Sénégal : arrestation de 12 hommes homosexuelles au nom de lois anti-LGBT strictes
Une manifestation au Sénégal réclamant un durcissement des lois contre l’homosexualité.
Par Angelina BOUZIANIPublié le 20/02/26 à 19h20Ce 9 février, la gendarmerie de Dakar procède à l’arrestation de douze hommes pour avoir commis des « actes contre nature » et pour transmission volontaire du VIH. En effet, le Sénégal pénalise les relations entre personnes de même sexe à travers l’article 319 du code pénal. Cette arrestation rappelle les deux tentatives de 2022 et de 2024 faites par des députés visant à augmenter les peines contre les « actes contre nature ». Ces propositions n’ont pas été adoptées : la pénalisation de l’homosexualité est contraire aux principes de non-discrimination et d’égalité. Toute relation homosexuelle est tout de même sanctionnée d’une amende se situant entre 100 000 et 1 500 000 francs CFA ainsi que d’une peine pouvant aller jusqu’à 5 ans d’emprisonnement. Pour la transmission du VIH supposée volontaire, la peine peut s’étendre jusqu’à 10 ans de prison.
Des manifestations répétées de l’homophobie au Sénégal
Cette arrestation n’est pas un cas isolé, elle s’inscrit dans de nombreux événements haineux envers les personnes homosexuelles au Sénégal. En effet, l’hostilité envers les personnes LGBT s’est accentuée ces dernières années. En 2022 puis en 2024, des députés ont tenté, sans succès, de durcir encore les peines liées aux « actes contre nature », comme je l’ai affirmé plus haut. En octobre 2023, un événement choquant montre également la violence et la haine exercées vis-à-vis des personnes LGBT : dans le village de Kaolack, un homme soupçonné d’avoir été homosexuel a été brûlé et traîné sur la place publique. La scène a été diffusée massivement sur les réseaux sociaux, alimentant le climat de peur ressenti par les personnes LGBT ainsi qu’un climat de lourdes tensions présent au Sénégal.

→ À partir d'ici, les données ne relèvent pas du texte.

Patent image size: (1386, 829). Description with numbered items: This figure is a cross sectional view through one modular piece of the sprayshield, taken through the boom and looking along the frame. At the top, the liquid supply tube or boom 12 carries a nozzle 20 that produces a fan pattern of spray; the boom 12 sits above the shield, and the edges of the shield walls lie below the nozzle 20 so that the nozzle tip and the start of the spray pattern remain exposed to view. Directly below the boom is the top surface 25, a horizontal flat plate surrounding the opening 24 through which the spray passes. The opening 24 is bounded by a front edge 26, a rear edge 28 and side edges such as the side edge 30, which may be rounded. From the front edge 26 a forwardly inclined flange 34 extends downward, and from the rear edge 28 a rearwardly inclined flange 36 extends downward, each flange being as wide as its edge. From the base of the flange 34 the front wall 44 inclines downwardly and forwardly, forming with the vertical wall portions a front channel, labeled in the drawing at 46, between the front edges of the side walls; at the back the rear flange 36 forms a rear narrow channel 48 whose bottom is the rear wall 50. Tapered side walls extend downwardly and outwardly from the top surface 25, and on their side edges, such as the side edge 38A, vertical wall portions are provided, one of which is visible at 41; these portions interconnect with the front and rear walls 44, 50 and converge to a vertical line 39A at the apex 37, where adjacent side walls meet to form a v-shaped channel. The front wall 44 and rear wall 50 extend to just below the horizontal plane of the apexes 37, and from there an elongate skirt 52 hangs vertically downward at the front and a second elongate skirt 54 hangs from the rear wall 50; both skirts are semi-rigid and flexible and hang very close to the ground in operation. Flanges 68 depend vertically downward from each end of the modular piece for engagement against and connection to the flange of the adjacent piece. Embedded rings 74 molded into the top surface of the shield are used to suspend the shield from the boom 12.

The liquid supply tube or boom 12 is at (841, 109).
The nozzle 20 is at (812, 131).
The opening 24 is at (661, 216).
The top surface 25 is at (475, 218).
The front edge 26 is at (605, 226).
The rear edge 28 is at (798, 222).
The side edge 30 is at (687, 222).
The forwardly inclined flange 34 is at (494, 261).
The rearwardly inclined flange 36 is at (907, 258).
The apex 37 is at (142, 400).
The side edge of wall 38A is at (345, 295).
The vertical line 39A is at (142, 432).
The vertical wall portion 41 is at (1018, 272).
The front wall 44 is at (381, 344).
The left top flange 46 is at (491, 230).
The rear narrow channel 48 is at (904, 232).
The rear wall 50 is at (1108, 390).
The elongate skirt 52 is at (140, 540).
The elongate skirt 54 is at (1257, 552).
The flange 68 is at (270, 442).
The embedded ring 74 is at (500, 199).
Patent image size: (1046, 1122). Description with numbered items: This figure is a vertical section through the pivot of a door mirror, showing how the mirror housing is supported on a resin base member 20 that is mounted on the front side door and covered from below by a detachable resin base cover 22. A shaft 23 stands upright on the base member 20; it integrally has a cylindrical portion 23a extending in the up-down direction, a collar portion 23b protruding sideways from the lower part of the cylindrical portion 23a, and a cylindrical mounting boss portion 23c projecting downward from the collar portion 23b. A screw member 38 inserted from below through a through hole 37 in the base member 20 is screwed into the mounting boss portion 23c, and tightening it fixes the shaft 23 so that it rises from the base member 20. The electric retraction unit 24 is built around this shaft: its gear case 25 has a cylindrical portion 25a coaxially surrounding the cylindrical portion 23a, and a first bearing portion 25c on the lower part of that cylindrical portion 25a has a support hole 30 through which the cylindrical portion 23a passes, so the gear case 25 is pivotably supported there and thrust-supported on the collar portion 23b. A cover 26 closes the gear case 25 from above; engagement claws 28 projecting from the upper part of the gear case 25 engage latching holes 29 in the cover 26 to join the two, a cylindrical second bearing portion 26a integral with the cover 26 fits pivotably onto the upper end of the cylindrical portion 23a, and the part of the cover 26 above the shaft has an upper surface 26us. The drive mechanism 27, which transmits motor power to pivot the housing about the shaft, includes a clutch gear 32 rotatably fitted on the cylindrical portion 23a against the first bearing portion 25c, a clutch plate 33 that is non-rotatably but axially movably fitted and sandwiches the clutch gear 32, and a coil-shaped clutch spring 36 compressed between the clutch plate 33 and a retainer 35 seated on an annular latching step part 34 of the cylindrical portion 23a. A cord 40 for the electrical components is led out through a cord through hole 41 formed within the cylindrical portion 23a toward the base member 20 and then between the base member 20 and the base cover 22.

La condamnation de la transmission du VIH : un enjeu pour la santé des Sénégalais
Sur le plan de la santé, les conséquences de l’incrimination de la transmission du VIH constituent un enjeu majeur pour la santé de la société sénégalaise. Lorsque consulter un médecin ou conserver des moyens de contraception peut être interprété comme un signe de séropositivité et donc comme un aveu incriminant, beaucoup peuvent choisir de se taire, mettant en danger leur santé et celle des autres. Selon un activiste interrogé par Human Rights Watch, de nombreux médecins craignent que leurs coordonnées soient retrouvées dans les contacts des personnes arrêtées et qu’elles puissent être utilisées contre eux. Dans un pays déjà plongé dans la méfiance, cette perspective pourrait dissuader encore plus de personnes souhaitant accéder à une aide médicale de se faire dépister ou de suivre des traitements spécifiques.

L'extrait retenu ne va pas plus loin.